Ad ogni modo, Papandreu figlio venne sfiduciato e si dovette tornare al voto. Vinse la destra, ma senza maggioranza. Il nuovo governo non sopravvisse. Si rivotò e stavolta, uscendo praticamente dal nulla, vinse Syriza.
Il che, secondo me, dimostra due cose.
La prima è che i leader dei maggiori paesi europei hanno la lungimiranza delle talpe. Sono stati loro, in primo luogo la Merkel, a mettere Tsipras nel posto in cui si trova. La miopia della cancelliera tedesca è talmente evidente che ha ritentato con Tsipras lo stesso giochetto che gli era riuscito con Papandreu figlio. Volete sapere una cosa? Alla vigilia del referendum proposto da Papandreu erano stati fatti dei sondaggi. In base ai quali il 60% dei greci era contrario all’accordo capestro con l’Unione europea per il ripianamento dei debiti.

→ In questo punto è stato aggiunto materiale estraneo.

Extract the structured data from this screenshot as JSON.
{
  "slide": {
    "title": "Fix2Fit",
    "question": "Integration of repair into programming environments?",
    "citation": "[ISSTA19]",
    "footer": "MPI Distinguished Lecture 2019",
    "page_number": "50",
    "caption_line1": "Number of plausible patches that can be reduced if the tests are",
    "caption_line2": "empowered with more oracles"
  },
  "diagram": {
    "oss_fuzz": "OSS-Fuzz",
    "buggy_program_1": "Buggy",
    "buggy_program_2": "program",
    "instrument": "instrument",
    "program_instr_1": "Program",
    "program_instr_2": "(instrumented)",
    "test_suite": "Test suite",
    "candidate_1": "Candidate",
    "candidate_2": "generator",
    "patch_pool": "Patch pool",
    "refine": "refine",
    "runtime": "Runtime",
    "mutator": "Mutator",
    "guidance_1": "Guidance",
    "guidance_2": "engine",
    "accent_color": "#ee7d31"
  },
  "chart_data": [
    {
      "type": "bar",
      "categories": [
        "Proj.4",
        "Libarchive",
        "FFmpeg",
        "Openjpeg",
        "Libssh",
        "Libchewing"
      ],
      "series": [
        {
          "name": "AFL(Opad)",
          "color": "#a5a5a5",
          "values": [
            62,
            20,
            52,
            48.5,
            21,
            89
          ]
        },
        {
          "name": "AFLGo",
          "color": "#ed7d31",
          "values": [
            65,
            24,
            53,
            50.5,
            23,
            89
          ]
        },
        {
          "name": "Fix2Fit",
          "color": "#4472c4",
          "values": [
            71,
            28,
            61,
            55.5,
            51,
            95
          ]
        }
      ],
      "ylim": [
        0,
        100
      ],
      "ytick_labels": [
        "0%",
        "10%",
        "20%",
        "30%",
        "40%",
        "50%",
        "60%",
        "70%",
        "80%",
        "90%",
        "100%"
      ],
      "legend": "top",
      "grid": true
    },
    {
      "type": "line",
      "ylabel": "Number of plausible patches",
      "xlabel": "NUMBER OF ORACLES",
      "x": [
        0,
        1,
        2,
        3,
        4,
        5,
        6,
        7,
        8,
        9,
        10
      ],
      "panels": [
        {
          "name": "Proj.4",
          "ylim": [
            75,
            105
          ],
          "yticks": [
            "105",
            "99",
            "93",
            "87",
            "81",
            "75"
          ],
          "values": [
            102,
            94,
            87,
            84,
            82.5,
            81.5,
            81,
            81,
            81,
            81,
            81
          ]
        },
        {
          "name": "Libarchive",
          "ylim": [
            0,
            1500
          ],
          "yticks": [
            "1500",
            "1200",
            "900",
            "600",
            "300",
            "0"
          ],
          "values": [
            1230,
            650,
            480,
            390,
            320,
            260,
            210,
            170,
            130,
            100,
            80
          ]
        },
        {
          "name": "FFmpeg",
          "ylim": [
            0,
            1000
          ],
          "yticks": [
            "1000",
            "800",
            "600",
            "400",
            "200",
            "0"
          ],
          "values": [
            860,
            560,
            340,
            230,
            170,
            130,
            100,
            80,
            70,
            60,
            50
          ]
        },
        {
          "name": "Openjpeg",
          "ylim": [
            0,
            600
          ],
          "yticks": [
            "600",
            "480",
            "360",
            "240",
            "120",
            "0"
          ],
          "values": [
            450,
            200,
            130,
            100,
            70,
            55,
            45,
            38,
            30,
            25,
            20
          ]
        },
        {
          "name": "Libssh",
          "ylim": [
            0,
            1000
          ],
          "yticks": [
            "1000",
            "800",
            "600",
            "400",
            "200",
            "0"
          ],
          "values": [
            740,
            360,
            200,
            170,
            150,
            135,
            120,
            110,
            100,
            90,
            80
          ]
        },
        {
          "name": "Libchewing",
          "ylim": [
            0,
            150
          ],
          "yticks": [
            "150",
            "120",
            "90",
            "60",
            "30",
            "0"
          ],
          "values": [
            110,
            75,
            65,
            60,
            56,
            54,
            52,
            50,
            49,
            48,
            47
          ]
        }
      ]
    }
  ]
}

Cosa vi ricorda questa percentuale?
La seconda circostanza che salta evidente agli occhi, è che una sinistra che si adegua a politiche economiche di destra, che dà un colpo al cerchio e uno alla botte, che sostiene di difendere lo stato sociale e intanto taglia tutto il tagliabile e perfino di più, è condannata alla sconfitta. Peggio: all’indifferenza dei propri elettori.
Perché quando la crisi morde la carne viva delle persone, i pochi cittadini che ancora si scomodano per andare a votare scelgono di solito chi sa cosa vuole. O che, quantomeno, dà l’impressione di saperlo.